Nestled by a Newfoundland bay, this man is fighting to keep an Indigenous tradition alive
Far away from his childhood home, Burlington Tooshkenig honours his heritage in N.L.
As a child looking for places to hide in his grandmother's small two-bedroom house, Burlington Tooshkenig found himself underneath her bed.
"I remember finding lots of sweetgrass all wrapped up in blankets," Tooshkenig said. "That's where she kept it. That's why her room smelled like sweetgrass all the time."
His grandmother was almost 100 years old, he said. But despite the almost 96-year age difference, she was his favourite person.
"I remember her talking to me … about the process of (basket making) and she would tell stories and legends."
Tooshkenig naturally gravitated toward basket making.
If this were to die out in my lifetime, I would be so saddened.- Burlington Tooshkenig
Now, close to Newfoundland's Conception Bay and far away from the Ontario First Nation where he grew up, he continues a tradition he fears might disappear.
"In my community of 5,000 people, there were only about five sweetgrass basket makers left that I'm aware of," he said. "If this were to die out in my lifetime, I would be so saddened.

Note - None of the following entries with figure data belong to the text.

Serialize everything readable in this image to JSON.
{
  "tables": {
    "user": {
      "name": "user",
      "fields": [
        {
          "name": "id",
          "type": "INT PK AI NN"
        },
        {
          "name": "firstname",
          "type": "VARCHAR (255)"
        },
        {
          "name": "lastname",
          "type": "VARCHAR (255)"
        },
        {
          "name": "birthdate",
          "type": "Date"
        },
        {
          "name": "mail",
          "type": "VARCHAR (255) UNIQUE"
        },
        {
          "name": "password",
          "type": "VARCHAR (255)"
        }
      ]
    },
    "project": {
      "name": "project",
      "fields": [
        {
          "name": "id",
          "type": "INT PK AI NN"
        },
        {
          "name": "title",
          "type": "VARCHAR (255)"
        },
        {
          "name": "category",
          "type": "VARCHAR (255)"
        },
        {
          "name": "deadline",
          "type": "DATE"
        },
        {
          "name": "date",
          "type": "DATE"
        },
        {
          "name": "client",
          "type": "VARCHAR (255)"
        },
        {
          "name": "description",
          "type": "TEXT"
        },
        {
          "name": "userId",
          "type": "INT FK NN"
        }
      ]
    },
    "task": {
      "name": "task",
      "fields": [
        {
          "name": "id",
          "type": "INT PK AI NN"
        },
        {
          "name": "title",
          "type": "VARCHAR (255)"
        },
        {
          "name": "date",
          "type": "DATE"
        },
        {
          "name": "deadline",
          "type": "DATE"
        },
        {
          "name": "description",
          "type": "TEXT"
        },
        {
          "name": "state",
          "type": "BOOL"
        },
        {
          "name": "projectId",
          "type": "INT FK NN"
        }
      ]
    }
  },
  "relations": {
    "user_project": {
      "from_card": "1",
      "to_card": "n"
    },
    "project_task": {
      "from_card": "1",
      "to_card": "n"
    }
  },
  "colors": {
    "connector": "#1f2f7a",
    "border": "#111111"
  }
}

It would be such a terrible tragedy for me for something like this to die."
Apart from selling his art online, he teaches others.
His wife, Cathy Tooshkenig, said his head is filled with his art. "He doesn't use a pattern.… It's perfect, but he doesn't do it ahead of time — it's all in his head," she said. But it's not without its downside.
"(That's) why he doesn't know my schedule — he doesn't know dates and times," she said.
Roots are in Ontario
Tooshkenig grew up on the Walpole Island First Nation, a member of the Potawatomi. The community is just south of Sarnia and right on the border between Canada and America.
Now he finds himself in a modern subdivision in the town of Carbonear, where he and Cathy are raising their children, Judah and Sophie. Cathy's roots are in Newfoundland. She spent the first decade of her life in Miles Cove, a small community near Springdale, before her family packed up and settled in Manitoba.
That's where the couple met. After she accepted a nursing position, the couple moved to Carbonear.
As a stay-at-home father, Burlington tries to keep a routine. After breakfast and an hour of reading, they make their way to the playroom, which doubles as his art studio. "I'll set up some toys … then they'll allow me to sit down for a little while."
It's a scene similar to the one he remembers but without the noisy old oil stove that would make a "tick tick tick" noise when it would turn on.
No longer close to a supply, he has to have his sweetgrass and porcupine quills — which he dyes and uses for the design — shipped in. He's currently in the process of growing his own.
The sights and sounds of foraging for it, though, are still clear in his head.
"You could hear the clothes rustling up against the weeds as you're going along."
He pauses a moment and turns his lips in a whistling position, mimicking the sound of birdsong, while still weaving thread through the grass.
"Birds. I love that," he said of the sound.
Because traditional sweetgrass basket making is now so rare, he said it's not strange to get half a million page views when he posts a picture of his art. After a tea of cedar and honey, he shows me a business plan.
The couple have their sights trained on a building in Holyrood, about 60 kilometres away, where they hope to open a café. There, they would serve Indigenous-inspired food and drinks, as well as more classic café fare.
But the building would also serve as a cultural centre and gallery of Indigenous art. The couple is currently raising funds to purchase the building.
"We've been working for a year and a half to make this dream come true. It's going to happen, no matter how long it takes," Burlington said.
Cathy is excited at the prospect of substituting her nurse's uniform for an apron. She'll be the one doing much of the baking and cooking at the café if everything falls into the right place.
She's also excited at the prospect of being able to showcase her husband's art while helping other Indigenous artists get recognition as well.
"A lot of those arts are lost and not being passed down to the next generation," she said.
Four-year-old Judah says he is more concentrated on his painting at the moment. As his father places one of his baskets in his lap, Judah spares no time in describing what it's made from.
"Wow," he said. "This is made out of sweetgrass and thread right here."